The number of attendees has been scaled back for health precautions, and some 25,000 National Guardsmen will be on patrol. Streets around the Capitol are blocked off, a security perimeter of 4.6 miles has been fenced off and the National Mall has been closed, all aimed at reducing crowd size. There also will not be a parade following the ceremony from the Capitol to the White House.

Members of Congress, who normally get dozens of tickets to the event, will get just one guest ticket each this year. Incoming and outgoing Cabinet secretaries and Supreme Court justices are also expected to attend.

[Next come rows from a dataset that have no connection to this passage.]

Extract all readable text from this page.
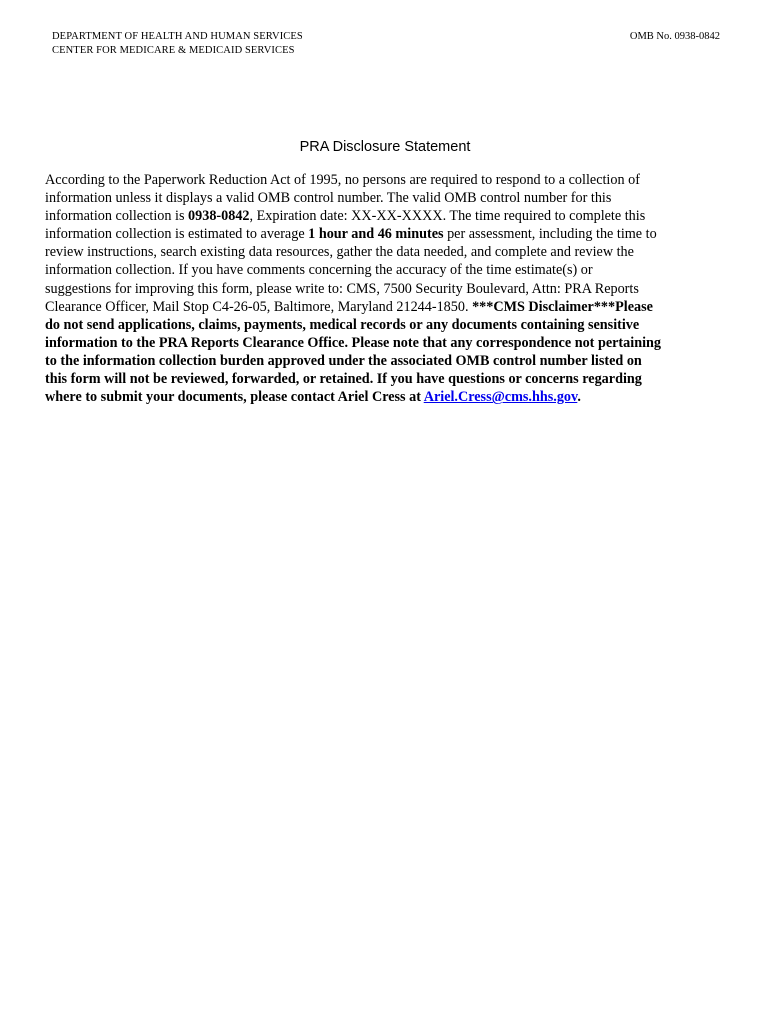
DEPARTMENT OF HEALTH AND HUMAN SERVICES
CENTER FOR MEDICARE & MEDICAID SERVICES
OMB No. 0938-0842
PRA Disclosure Statement
According to the Paperwork Reduction Act of 1995, no persons are required to respond to a collection of
information unless it displays a valid OMB control number. The valid OMB control number for this
information collection is 0938-0842, Expiration date: XX-XX-XXXX. The time required to complete this
information collection is estimated to average 1 hour and 46 minutes per assessment, including the time to
review instructions, search existing data resources, gather the data needed, and complete and review the
information collection. If you have comments concerning the accuracy of the time estimate(s) or
suggestions for improving this form, please write to: CMS, 7500 Security Boulevard, Attn: PRA Reports
Clearance Officer, Mail Stop C4-26-05, Baltimore, Maryland 21244-1850. ***CMS Disclaimer***Please
do not send applications, claims, payments, medical records or any documents containing sensitive
information to the PRA Reports Clearance Office. Please note that any correspondence not pertaining
to the information collection burden approved under the associated OMB control number listed on
this form will not be reviewed, forwarded, or retained. If you have questions or concerns regarding
where to submit your documents, please contact Ariel Cress at Ariel.Cress@cms.hhs.gov.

National Guardsmen assigned to the security detail in the capital are undergoing additional background screenings, although Acting Secretary of Defense Christopher Miller said Monday there is “no intelligence indicating an insider threat.”

At the same time, the security presence at Trump Tower on Fifth Avenue in Manhattan will begin to loosen. New York City Police Department officials said streets around the building will reopen to vehicle traffic and a communications center inside will be dismantled.

President Donald Trump plans to leave the White House early Wednesday morning and arrive at his home in Florida before Biden is sworn in at noon. On his final full day in office, Trump plans to issue close to 100 pardons, although it is unclear yet if that will include himself and his family. White House staff say they are also trying to persuade Trump to continue the tradition of presidents leaving a hand-written note in the Oval Office for the successor.

Biden aides say he plans to sign about 100 executive orders on his first day in office, including one that will have the U.S. rejoin the Paris climate accord and another ending a travel ban on predominately Muslim countries.

Biden also said recently that he wants to raise the federal minimum wage to $15 an hour. It is currently $7.25. The Congressional Budget Office said such a move would result in 1.3 million jobs being lost.

Country singer Garth Brooks is expected to perform as part of the swearing-in ceremony. Brooks told reporters it is not a political statement but rather that he supports Biden’s call for unity. Brooks said Biden’s wife, Jill, called him personally to extend the invitation.